US 12,423,310 B1
Filter direction modifications to vector-based search
Milind Arjanbhai Shyani, Newark, CA (US); Yonatan Naamad, Sunnyvale, CA (US); and Supriya Nagesh, Sunnyvale, CA (US)
Assigned to Amazon Technologies, Inc., Seattle, WA (US)
Filed by Amazon Technologies, Inc., Seattle, WA (US)
Filed on Dec. 15, 2023, as Appl. No. 18/542,378.
Int. Cl. G06F 16/2457 (2019.01); G06F 16/22 (2019.01); G06F 16/248 (2019.01)
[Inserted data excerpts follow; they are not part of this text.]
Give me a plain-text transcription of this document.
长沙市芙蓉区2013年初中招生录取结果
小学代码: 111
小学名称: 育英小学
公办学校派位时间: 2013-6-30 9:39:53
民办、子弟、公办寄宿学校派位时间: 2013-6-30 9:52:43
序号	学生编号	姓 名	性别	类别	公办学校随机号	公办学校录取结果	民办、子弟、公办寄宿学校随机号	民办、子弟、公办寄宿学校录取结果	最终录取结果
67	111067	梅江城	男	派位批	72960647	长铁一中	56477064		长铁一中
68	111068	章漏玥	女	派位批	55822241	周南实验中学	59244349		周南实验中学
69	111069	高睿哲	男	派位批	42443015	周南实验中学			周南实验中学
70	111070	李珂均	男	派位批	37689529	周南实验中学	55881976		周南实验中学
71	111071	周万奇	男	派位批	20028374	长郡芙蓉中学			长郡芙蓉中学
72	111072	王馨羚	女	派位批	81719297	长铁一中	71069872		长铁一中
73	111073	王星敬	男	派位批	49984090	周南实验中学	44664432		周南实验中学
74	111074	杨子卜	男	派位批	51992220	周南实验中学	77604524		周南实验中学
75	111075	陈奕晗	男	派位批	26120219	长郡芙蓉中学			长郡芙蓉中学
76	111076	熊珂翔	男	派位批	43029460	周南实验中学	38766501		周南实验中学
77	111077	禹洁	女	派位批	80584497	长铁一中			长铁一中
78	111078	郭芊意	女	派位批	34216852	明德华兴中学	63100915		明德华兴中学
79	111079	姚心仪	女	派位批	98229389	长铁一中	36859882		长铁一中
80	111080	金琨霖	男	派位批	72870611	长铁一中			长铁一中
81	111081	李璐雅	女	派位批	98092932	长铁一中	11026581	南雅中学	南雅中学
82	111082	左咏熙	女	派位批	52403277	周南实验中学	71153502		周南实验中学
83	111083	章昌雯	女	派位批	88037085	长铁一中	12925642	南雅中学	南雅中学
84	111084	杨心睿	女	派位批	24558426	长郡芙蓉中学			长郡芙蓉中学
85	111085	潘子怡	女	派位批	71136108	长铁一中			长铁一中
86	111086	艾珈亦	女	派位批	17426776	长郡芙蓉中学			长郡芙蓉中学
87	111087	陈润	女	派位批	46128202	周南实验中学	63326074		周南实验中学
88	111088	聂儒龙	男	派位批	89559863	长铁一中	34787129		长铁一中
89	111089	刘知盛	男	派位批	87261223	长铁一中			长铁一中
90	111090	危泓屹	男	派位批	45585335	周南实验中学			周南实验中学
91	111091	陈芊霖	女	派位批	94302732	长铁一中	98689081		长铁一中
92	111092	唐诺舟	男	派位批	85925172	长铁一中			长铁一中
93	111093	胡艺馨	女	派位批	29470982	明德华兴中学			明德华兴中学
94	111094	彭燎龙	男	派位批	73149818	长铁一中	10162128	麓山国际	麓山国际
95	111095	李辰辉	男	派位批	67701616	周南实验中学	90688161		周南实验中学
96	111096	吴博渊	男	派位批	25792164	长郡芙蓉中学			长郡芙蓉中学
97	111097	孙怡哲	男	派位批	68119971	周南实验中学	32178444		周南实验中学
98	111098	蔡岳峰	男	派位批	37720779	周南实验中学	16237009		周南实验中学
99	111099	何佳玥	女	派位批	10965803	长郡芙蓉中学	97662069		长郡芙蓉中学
CPC G06F 16/24573 (2019.01) [G06F 16/2237 (2019.01); G06F 16/248 (2019.01)] 20 Claims
OG exemplary drawing
 
5. A method, comprising:
obtaining a query data item and a data item filter to perform a data item search on plurality of data items;
generating a query vector that represents the query data item in feature space using an encoder of a trained machine learning model that encodes data items in the feature space;
obtaining a filter vector that represents the data item filter in the feature space from a matrix of filter vectors generated for a plurality of data item filters, wherein the matrix of filter vectors provides respective directions corresponding to the plurality of data items in the feature space;
generating a modified query vector based on the filter vector and the query vector;
performing a nearest neighbor search technique in the feature space using the modified query vector to identify one or more data items of the plurality of data items in a data item index comprising respective index vectors for individual ones of the plurality of data items; and
providing the one or more data items as result for the data item search.